An internet search turned up a company called New Show Studios, based in Pittsburgh.

"They told me that my story is very interesting and that they would like to share it with the world," Jessica said.

She says they even had an actress in mind. "He said Ann Heche should play me.”

So Jessica paid their $495 fee and says the salesman told her to expect two things.

"My journal be developed into a story and then he was going to copyright it for me, " said Jessica.

Instead, she says she got some promotional paperwork about television networks and a DVD about New Show Studios.

"It's nothing I that I can't find online for myself," Jessica said.

Jessica says to get more, she'd need a concept package, and to spend a lot more money -- up to $12,000.

"I said I can't afford this you I'm a single parent, I'm sick, I can't do this. He said ‘OK.’ And I never heard from him again," Jessica said.

So she let me know.

On its website, New Show Studios says it's "helped everyday people prepare and present their ideas to entertainment companies for possible licensing."

I spoke with New Show Studios' attorney George Crompton and asked him what she was supposed to get for $495.

“You get access to our agent and research on your show," said Crompton. "What we would think are things you need to know to develop your concept."

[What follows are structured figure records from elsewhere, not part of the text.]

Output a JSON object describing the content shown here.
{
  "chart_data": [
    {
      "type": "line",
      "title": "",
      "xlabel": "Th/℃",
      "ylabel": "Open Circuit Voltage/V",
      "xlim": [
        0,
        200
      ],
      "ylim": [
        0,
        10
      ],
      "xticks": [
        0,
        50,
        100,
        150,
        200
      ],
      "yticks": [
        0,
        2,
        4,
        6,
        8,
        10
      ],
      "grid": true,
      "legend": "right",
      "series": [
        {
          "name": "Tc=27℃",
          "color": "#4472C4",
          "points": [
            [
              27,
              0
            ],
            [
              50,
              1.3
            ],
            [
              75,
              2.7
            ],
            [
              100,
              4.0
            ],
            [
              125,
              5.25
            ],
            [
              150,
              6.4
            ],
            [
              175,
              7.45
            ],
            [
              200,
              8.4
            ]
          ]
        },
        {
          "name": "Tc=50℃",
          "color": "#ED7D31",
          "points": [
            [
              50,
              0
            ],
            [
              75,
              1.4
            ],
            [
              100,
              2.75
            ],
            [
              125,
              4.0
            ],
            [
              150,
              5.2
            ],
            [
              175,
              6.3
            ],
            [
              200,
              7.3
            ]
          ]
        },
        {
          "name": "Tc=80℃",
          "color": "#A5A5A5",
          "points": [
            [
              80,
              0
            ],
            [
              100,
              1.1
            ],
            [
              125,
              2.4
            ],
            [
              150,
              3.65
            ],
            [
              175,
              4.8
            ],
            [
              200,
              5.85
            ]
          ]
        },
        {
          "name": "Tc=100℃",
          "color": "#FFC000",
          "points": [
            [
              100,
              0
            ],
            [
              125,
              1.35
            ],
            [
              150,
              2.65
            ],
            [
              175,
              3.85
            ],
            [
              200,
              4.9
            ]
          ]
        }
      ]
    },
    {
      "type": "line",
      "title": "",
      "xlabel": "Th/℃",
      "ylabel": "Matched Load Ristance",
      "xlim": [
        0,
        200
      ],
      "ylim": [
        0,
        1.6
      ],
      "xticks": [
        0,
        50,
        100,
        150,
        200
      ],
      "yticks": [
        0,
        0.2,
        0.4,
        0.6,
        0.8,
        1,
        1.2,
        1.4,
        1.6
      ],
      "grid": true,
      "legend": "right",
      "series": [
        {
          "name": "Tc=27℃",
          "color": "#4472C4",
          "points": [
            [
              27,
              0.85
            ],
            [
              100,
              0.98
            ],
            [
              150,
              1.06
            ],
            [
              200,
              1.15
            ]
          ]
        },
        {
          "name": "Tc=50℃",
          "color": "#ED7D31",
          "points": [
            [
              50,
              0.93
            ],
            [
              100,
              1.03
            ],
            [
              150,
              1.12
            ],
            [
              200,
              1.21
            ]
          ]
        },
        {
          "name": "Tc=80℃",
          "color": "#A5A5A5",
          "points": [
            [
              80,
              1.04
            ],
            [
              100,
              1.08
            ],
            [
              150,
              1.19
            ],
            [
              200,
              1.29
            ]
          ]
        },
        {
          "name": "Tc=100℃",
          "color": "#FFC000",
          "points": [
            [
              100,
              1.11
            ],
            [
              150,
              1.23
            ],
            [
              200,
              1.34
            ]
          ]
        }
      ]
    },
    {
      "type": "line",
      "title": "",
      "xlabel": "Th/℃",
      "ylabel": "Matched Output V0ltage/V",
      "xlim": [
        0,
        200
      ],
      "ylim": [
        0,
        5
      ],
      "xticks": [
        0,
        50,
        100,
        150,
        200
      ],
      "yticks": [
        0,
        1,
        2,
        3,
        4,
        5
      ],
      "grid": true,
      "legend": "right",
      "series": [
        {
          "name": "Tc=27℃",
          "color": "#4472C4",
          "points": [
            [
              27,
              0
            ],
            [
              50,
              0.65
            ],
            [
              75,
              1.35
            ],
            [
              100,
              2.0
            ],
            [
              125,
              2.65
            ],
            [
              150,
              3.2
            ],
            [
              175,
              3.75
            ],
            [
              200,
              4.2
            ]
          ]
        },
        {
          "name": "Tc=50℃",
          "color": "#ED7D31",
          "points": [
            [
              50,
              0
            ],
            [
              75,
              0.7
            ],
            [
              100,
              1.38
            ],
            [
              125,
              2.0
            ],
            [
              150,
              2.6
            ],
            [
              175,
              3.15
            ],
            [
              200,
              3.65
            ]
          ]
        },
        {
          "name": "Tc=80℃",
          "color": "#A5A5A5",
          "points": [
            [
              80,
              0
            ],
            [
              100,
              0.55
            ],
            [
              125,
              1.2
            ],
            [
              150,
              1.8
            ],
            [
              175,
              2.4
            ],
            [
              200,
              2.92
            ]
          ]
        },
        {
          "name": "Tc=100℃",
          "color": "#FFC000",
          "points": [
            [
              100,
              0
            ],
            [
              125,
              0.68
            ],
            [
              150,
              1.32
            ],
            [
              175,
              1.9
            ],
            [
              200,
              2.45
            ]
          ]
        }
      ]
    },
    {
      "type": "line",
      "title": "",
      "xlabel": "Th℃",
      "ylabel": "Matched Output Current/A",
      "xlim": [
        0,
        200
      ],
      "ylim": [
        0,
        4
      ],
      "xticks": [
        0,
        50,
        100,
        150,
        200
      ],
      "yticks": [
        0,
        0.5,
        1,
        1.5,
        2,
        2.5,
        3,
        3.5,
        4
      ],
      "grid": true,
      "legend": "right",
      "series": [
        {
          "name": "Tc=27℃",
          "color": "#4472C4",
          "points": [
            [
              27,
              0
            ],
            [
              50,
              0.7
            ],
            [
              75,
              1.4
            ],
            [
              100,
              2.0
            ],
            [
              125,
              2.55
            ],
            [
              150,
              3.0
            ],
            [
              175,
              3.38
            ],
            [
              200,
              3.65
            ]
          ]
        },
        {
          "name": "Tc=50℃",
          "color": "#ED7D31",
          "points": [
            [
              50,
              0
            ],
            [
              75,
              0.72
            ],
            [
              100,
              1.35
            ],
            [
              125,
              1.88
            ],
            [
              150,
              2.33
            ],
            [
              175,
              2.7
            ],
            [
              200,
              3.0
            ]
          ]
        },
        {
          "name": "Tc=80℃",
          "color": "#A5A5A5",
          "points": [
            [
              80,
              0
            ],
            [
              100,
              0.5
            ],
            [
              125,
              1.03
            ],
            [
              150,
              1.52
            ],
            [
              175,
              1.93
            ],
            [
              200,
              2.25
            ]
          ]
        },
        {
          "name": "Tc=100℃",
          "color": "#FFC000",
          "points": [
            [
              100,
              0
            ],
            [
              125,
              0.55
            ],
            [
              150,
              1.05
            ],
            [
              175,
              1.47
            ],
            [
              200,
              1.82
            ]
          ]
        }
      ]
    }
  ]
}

"Similar shows that have already been produced," he said. "Audience data, who watches those shows, what networks they watch them on, what kind of archetype it fits within in terms of character development and show development."

He went on to say all the details are in her agreed upon contract.

"It tells them this is high risk and there is very little likelihood that your idea will be licensed or result in profit to you," Crompton said.

He's right. It is explained in the disclosure agreement.  But Jessica says she didn't even receive that.

I asked how many shows they have actually licensed.

"The company has not licensed any shows yet," Crompton said.

Though he says there has been some interest.

It's a setback for Jessica, but she says her story isn't over.

"I would like diabetics and mentally ill people, addicts, abused people, to read it and say ‘oh she's struggled through a lot of things but overcome it and so can I,’" Jessica said.

It's a reminder to get everything you talk about in writing and read everything you sign.

New Show Studios agreed to refund Jessica's money after she told them she did not receive the promised research.

And Jessica's story has a happy ending: she is finally on the kidney transplant list.